Seule une telle vision stratégique peut inspirer une politique proactive et forte, fondée sur une prise de con­science lucide des enjeux politiques, conduisant à une grande fermeté dans les négociations, tout en refusant le souverainisme et le repli sur soi. Ainsi, la Suisse doit participer très activement à la définition, dans un cadre multilatéral, de nouvelles normes internationales, à commencer par l’échange automatique d’informations fiscales, en luttant toutefois résolument pour que ces normes soient réellement appliquées par toutes les places financières dans le monde.

Enfin, seule une telle vision est capable d’inspirer une politique permettant de s’adapter au monde qui change, en faisant preuve de lucidité et de créativité. Plutôt que de se laisser aller à une nostalgie d’un passé à jamais révolu, il faut reconnaître que les nouvelles règles ne permettent plus d’accepter des clients défiscalisés, ce qui ne manque pas d’entraîner une baisse de rentabilité pour les établissements bancaires.

Pour assurer l’avenir, il faut que tous les acteurs de la place financière s’appuient sur les importants atouts que conserve la Suisse et contribuent à les cultiver: une grande stabilité politique, économique et sociale, favorable aux activités financières; un système juridique stable et prévisible inspirant la confiance; des agents financiers offrant, grâce à leur excellente formation, des services d’une qualité largement supérieure à la moyenne.

Ces atouts, de grande importance pour la gestion de fortune, ne pourront toutefois être maintenus et mis en valeur sans une action déterminée des autorités politiques.

Les autorités politiques doivent cesser de céder systématiquement aux pressions extérieures.
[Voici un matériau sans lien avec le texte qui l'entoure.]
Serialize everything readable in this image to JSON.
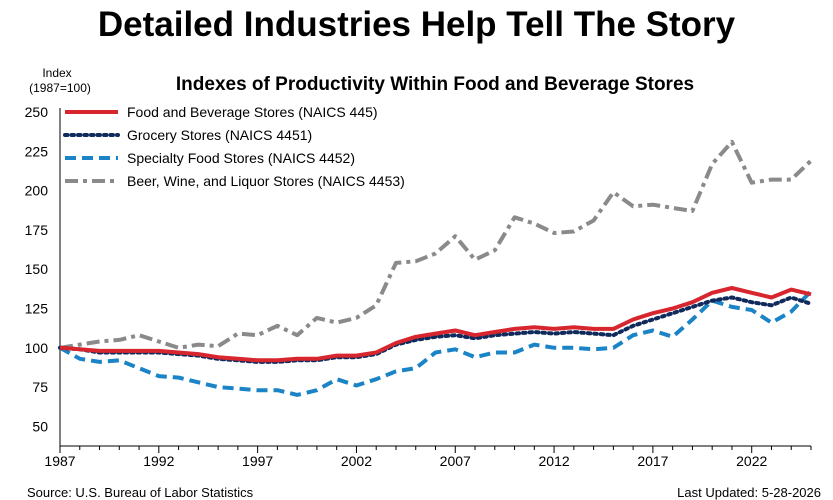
{
  "header": {
    "title": "Detailed Industries Help Tell The Story"
  },
  "footer": {
    "source": "Source: U.S. Bureau of Labor Statistics",
    "updated": "Last Updated: 5-28-2026"
  },
  "colors": {
    "food_beverage": "#d7262e",
    "grocery": "#102a5c",
    "specialty": "#1a84c6",
    "beer_wine_liquor": "#8a8a8a",
    "axis": "#000000"
  },
  "chart_data": {
    "type": "line",
    "title": "Indexes of Productivity Within Food and Beverage Stores",
    "ylabel": "Index",
    "ylabel_sub": "(1987=100)",
    "xlabel": "",
    "ylim": [
      37.5,
      250
    ],
    "yticks": [
      50,
      75,
      100,
      125,
      150,
      175,
      200,
      225,
      250
    ],
    "xlim": [
      1987,
      2025
    ],
    "xticks": [
      1987,
      1992,
      1997,
      2002,
      2007,
      2012,
      2017,
      2022
    ],
    "grid": false,
    "legend_position": "top-left",
    "x": [
      1987,
      1988,
      1989,
      1990,
      1991,
      1992,
      1993,
      1994,
      1995,
      1996,
      1997,
      1998,
      1999,
      2000,
      2001,
      2002,
      2003,
      2004,
      2005,
      2006,
      2007,
      2008,
      2009,
      2010,
      2011,
      2012,
      2013,
      2014,
      2015,
      2016,
      2017,
      2018,
      2019,
      2020,
      2021,
      2022,
      2023,
      2024,
      2025
    ],
    "series": [
      {
        "name": "Food and Beverage Stores (NAICS 445)",
        "style": "solid",
        "values": [
          100,
          99,
          98,
          98,
          98,
          98,
          97,
          96,
          94,
          93,
          92,
          92,
          93,
          93,
          95,
          95,
          97,
          103,
          107,
          109,
          111,
          108,
          110,
          112,
          113,
          112,
          113,
          112,
          112,
          118,
          122,
          125,
          129,
          135,
          138,
          135,
          132,
          137,
          134
        ]
      },
      {
        "name": "Grocery Stores (NAICS 4451)",
        "style": "dotted",
        "values": [
          100,
          99,
          97,
          97,
          97,
          97,
          96,
          95,
          93,
          92,
          91,
          91,
          92,
          92,
          94,
          94,
          96,
          102,
          105,
          107,
          108,
          106,
          108,
          109,
          110,
          109,
          110,
          109,
          108,
          114,
          118,
          122,
          126,
          130,
          132,
          129,
          127,
          132,
          128
        ]
      },
      {
        "name": "Specialty Food Stores (NAICS 4452)",
        "style": "dashed",
        "values": [
          100,
          93,
          91,
          92,
          87,
          82,
          81,
          78,
          75,
          74,
          73,
          73,
          70,
          73,
          80,
          76,
          80,
          85,
          87,
          97,
          99,
          94,
          97,
          97,
          102,
          100,
          100,
          99,
          100,
          108,
          111,
          107,
          118,
          130,
          126,
          124,
          116,
          123,
          136
        ]
      },
      {
        "name": "Beer, Wine, and Liquor Stores (NAICS 4453)",
        "style": "dashdot",
        "values": [
          100,
          102,
          104,
          105,
          108,
          104,
          100,
          102,
          101,
          109,
          108,
          114,
          108,
          119,
          116,
          119,
          127,
          154,
          155,
          160,
          171,
          156,
          162,
          183,
          179,
          173,
          174,
          181,
          199,
          190,
          191,
          189,
          187,
          217,
          231,
          205,
          207,
          207,
          219
        ]
      }
    ]
  }
}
Tout en cherchant à régler le passé, elles doivent agir avec détermination pour obtenir l’accès au marché européen des services financiers. Elles doivent aussi et surtout renoncer à s’engager, dans un souci d’apaisement, dans une fuite en avant réglementaire qui ne peut que créer une volatilité affaiblissant dangereusement la sécurité juridique. La sécurité du droit est en effet un atout sur lequel notre place financière a construit sa réputation. Le Conseil fédéral devrait enfin rappeler à la Finma que sa mission de surveillance ne doit pas aller à l’encontre de la tâche que lui fixe la loi fédérale sur l’autorité de surveillance des marchés financiers, à savoir contribuer au renforcement de la compétitivité de la place financière.